Ambrogi attempts an historical overview of the evolution of law’s transition from text to visualization which he admits is “difficult to trace.” He starts us off with Fastcase who in 2008 provided an interactive timeline displaying search results as “various-size bubbles” and provides a nice description of this service later in the article.
He also mentions the Justis web visualization tool JustCite Precedent Map “which uses nodes to illustrate the relationships between cases and to help users see which cases most closely relate to their queries.” Justis, Ambrogi reports, had been using visual tools on their CD-ROM products in early 1990s.
He also cites the International Conference on Multisensory Law held in January of this year at the University of Zurich. This conference explored “the extent to which visual phenomenon are beginning to challenge the ‘verbocentric paradigm’ that dominates the study and practice of law.”
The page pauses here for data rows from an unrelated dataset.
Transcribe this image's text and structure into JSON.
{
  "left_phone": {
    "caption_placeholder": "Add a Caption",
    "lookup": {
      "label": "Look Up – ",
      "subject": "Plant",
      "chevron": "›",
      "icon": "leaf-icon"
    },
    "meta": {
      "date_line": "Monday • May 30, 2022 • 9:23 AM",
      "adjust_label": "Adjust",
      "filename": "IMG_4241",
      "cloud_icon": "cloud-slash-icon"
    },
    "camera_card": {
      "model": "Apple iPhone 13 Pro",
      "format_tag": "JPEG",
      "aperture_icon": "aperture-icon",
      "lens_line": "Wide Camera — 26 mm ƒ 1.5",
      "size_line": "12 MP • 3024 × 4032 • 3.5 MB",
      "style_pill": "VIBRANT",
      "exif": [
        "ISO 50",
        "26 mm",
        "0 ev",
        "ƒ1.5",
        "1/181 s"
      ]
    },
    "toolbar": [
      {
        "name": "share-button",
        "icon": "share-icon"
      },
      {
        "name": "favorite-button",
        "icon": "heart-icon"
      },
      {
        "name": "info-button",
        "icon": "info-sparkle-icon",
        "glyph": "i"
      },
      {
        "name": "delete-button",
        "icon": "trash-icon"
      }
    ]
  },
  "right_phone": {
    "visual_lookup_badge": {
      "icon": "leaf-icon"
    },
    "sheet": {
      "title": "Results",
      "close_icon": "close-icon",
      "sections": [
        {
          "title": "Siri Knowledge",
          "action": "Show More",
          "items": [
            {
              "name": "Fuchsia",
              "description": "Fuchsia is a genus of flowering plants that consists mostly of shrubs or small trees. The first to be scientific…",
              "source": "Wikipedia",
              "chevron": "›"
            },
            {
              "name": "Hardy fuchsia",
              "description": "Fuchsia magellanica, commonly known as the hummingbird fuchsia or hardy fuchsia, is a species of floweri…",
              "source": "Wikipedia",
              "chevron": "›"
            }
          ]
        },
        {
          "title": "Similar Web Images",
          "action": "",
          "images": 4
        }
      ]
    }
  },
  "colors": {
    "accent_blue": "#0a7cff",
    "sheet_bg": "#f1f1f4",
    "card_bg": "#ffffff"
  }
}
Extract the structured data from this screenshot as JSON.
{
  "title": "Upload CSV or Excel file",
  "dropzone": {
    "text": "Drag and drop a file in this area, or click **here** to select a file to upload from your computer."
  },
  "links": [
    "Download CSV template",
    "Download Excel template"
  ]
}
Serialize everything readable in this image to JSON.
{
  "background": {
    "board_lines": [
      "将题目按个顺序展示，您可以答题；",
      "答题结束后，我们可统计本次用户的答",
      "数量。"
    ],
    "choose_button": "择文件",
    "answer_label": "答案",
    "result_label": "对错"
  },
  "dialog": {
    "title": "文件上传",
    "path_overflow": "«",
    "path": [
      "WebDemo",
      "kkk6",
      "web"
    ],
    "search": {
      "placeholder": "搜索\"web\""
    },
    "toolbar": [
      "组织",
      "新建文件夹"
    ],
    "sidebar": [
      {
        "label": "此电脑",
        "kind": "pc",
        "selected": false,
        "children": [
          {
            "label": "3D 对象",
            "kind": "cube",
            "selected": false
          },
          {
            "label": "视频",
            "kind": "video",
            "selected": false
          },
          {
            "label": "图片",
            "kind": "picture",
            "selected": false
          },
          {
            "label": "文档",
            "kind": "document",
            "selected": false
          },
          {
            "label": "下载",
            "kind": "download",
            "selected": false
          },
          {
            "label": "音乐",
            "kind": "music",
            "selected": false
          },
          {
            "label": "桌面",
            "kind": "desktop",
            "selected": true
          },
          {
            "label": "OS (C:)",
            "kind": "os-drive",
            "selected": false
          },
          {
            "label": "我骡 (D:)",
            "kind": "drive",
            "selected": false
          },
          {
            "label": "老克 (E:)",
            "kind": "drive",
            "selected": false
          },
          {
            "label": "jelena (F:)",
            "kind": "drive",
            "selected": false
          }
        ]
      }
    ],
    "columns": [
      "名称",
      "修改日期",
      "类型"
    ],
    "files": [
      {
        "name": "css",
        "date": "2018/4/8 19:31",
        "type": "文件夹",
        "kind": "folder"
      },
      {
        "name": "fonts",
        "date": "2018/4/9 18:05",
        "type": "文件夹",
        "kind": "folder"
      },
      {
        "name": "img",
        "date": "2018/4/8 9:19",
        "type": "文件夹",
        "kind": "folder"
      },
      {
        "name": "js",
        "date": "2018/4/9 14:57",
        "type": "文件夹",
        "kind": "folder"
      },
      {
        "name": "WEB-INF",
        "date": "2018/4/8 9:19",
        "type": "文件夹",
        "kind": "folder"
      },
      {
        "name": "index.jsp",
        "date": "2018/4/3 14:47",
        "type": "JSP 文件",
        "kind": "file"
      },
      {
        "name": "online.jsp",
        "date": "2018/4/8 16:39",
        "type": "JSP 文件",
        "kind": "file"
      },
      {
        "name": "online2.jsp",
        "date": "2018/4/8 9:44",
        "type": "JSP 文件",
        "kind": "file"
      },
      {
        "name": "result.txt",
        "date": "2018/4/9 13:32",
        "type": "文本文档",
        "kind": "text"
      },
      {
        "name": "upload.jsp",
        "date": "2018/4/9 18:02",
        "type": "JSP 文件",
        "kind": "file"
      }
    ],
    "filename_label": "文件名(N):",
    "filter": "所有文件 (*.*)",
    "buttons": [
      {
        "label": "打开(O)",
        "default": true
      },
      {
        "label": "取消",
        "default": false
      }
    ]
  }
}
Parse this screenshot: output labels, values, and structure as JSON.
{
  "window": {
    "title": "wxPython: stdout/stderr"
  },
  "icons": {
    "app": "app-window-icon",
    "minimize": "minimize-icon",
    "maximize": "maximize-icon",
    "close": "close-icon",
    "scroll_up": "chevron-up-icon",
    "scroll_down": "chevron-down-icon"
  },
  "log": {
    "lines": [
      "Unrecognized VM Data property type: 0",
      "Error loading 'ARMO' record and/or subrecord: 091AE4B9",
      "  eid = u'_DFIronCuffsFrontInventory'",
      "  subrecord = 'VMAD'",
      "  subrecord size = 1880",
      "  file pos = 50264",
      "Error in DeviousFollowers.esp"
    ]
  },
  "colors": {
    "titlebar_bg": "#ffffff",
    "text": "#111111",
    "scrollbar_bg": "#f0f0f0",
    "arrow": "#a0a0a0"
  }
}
Ambrogi notes the challenges that the bigger legal research outfits have had in contributing to this trend. He cites former LexisNexis research scientist, lawyer and computer programmer, John M. Miano who is disappointed in the “collective failure to account for the visual aspect of communicating information.” However, Miano also points out that “Westlaw and LexisNexis are hampered in developing visual tools by the structures and size of their databases and the constraints of their browser-based interfaces.” They also don’t seem to feel that their clients are interested in tools like this, although this may just be a way to buy some time while they catch up with research in this area.
The Bloomberg financial platform has used visualization to assist decision-making creating graphs and charts to help digest large chunks of data. This experience will likely become part of the newish Bloomberg Law service and Ambrogi provides the Docket Analytics tool, which shows a firms litigation profile, as an example.
In his concluding remarks Ambrogi quotes Ravel‘s David Lewis who says, “The law is text-heavy, so there will always have to be an interplay between text and visuals. We’re trying to figure out the right balance for combining those elements.” Earlier in the article Ambrogi notes that Fastcase was inspired by the work of Edward R. Tufte and Hans Rosling. You’ve probably seen Rosling‘s TED talk which is fantastic, but if your interested in the power of visualization I would also recommend Tufte‘s wonderful book, Visual Explanations: Images and Quantities, Evidence and Narrative.